De iconische Big Five
In dit onderbelichte gebied lopen de iconische Big Five – leeuwen, luipaarden, olifanten, buffels en neushoorns – vrij rond tegen een achtergrond van glooiende heuvels, weelderige graslanden, rivierbossen en valleien. Dit klinkt cliché, maar desondanks heeft het niet dezelfde faam als het grotere Kruger National Park. Het gemis aan grote bezoekersaantallen maakt Kololo en Welgevonden juist intiemer en kleinschaliger. Hier zijn zo’n 65 zoogdiersoorten te vinden, waaronder de zeldzame bruine hyena, het schubdier en het aardvarken. Verder leven er ongeveer 100 soorten reptielen, kikkers, vissen en ook vogel- en faunaliefhebbers kunnen hier hun hart ophalen. Hoewel het gebied daarnaast 320 soorten vogels en ongeveer 300 bloemensoorten huisvest, zijn het toch de Big Five die de meeste aandacht van de bezoekers trekt. Ook zijn er excursies mogelijk om de rotstekeningen van de San Bosjesmannen in het nabijgelegen Waterberg-gebergte te bekijken. Deze verscheidenheid zorgt ervoor dat elke hoek in het gebied tot een nieuwe ontdekking kan leiden. De komende twee dagen nemen we de proef op de som.
Game on
Op onze eerste dag worden we in de vroege ochtend opgehaald. We laten Johannesburg achter ons en zijn op weg naar Kololo. Voor beginnende safari-avonturiers – zoals mijn vrouw en ik – start ons avontuur met een drie uur durende autorit, die ons leidt langs een aaneenschakeling van glooiende landschappen en wegwijzers met plaatsen als Modimolle, Wolwefontein en Vaalwater. Als je dan toch onderweg bent is het wel zo leuk als er wat te zien en te beleven valt. Daar wordt goed op ingespeeld als we stoppen bij Lilies & Limes Country Shop. Een prima tussenstop die een warme en huiselijke sfeer uitstraalt en waar de geur van verse koffie zich vermengt met de zoete aroma’s van de lokale lekkernijen. We beproeven ons geluk met vers gebakken milktart en eigen gebrouwd gemberbier, aanbevolen door de vriendelijke eigenaresse Cindy. Deze caloriebom en cafeïne zijn precies wat we nodig hebben na een korte nacht.

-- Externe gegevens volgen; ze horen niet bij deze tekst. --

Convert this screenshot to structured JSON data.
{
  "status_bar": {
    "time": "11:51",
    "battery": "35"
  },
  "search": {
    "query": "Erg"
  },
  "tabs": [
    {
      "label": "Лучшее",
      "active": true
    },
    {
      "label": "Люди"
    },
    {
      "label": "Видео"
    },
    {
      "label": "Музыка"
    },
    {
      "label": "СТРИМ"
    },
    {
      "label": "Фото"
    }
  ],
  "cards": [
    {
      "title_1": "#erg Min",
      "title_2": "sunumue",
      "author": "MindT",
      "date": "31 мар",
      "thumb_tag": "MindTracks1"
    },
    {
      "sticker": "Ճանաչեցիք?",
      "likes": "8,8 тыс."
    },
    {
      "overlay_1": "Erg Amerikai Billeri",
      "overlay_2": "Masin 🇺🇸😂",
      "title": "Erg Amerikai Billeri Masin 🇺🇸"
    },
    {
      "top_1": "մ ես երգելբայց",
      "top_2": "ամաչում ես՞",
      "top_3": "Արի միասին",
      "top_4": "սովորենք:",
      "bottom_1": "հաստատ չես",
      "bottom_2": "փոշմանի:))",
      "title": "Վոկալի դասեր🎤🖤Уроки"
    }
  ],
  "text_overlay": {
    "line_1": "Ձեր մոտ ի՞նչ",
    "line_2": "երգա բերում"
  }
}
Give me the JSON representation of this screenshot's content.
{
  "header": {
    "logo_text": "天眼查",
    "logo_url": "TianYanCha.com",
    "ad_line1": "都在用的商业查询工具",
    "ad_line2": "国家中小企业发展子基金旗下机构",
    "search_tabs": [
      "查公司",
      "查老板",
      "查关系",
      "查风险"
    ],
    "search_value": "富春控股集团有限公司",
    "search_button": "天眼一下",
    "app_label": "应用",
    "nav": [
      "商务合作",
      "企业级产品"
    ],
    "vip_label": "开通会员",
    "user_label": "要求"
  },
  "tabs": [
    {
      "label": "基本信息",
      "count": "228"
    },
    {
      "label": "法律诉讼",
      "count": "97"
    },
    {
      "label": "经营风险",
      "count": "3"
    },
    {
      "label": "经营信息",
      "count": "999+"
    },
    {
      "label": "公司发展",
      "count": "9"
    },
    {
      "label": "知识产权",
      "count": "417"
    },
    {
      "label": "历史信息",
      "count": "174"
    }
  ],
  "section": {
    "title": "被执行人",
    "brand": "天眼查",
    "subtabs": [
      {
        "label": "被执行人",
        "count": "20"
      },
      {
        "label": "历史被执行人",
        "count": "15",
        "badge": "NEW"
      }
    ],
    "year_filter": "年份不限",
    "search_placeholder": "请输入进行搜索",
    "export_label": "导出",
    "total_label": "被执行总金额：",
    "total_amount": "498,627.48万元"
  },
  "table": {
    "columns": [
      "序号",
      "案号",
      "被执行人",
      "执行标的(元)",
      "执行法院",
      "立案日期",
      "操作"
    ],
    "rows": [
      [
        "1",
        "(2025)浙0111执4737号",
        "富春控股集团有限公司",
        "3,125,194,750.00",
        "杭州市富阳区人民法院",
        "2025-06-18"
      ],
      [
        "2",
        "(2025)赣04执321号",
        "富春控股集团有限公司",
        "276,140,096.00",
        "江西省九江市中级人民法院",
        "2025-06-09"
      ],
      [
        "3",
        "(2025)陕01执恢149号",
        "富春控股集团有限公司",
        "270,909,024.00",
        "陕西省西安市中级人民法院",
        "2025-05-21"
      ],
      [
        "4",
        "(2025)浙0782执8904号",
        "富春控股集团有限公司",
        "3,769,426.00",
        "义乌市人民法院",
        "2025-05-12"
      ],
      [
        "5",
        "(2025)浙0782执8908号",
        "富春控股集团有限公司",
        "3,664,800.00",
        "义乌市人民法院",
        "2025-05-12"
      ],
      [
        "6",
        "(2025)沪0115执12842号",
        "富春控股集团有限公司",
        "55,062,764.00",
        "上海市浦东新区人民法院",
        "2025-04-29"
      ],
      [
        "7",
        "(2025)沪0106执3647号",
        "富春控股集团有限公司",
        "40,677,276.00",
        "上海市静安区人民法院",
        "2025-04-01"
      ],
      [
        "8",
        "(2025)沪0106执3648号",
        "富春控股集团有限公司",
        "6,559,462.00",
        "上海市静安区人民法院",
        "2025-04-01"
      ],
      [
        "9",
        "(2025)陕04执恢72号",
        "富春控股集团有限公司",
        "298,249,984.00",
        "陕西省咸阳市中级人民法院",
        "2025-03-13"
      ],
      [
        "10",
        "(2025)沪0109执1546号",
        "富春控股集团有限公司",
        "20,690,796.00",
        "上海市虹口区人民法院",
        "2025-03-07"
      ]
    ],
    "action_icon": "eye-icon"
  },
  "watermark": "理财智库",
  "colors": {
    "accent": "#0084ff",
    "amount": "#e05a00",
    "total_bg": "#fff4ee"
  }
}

We rijden verder richting de Bakkerspas en de slingerende weg biedt prachtige vergezichten. Het is een wereld van zongebleekte gele grassen, zo grenzeloos als de zee. Vanaf hier alleen nog maar ongeasfalteerde wegen van roestkleurige aarde, losse stenen, hekken en wildroosters. Maar uiteraard gaat het vooral om de dieren en terwijl we hobbelen over dit roodbruine ‘wasbord’ speuren we verwachtingsvol naar wild in de met struiken bespikkelde Afrikaanse savanne. Af en toe zien we een glimp van impala’s en zebra’s. Is dit het vooruitzicht? Wat het ook is, het is een heerlijke roadtrip.
Kololo Game Reserve
Maar het echte gevoel van avontuur ontstaat als we het kleinschalige Kololo Game Reserve komen binnenrijden. Een familie wrattenzwijnen graaft in de aarde, terwijl impala’s hoog in de lucht springen en gnoes in de verte grazen. De slagtanden van de wrattenzwijnen krullen omhoog en verhullen de wratachtige knobbels, waar ze hun naam aan te danken hebben. Hun staartjes schieten naar boven als ze van ons wegrennen.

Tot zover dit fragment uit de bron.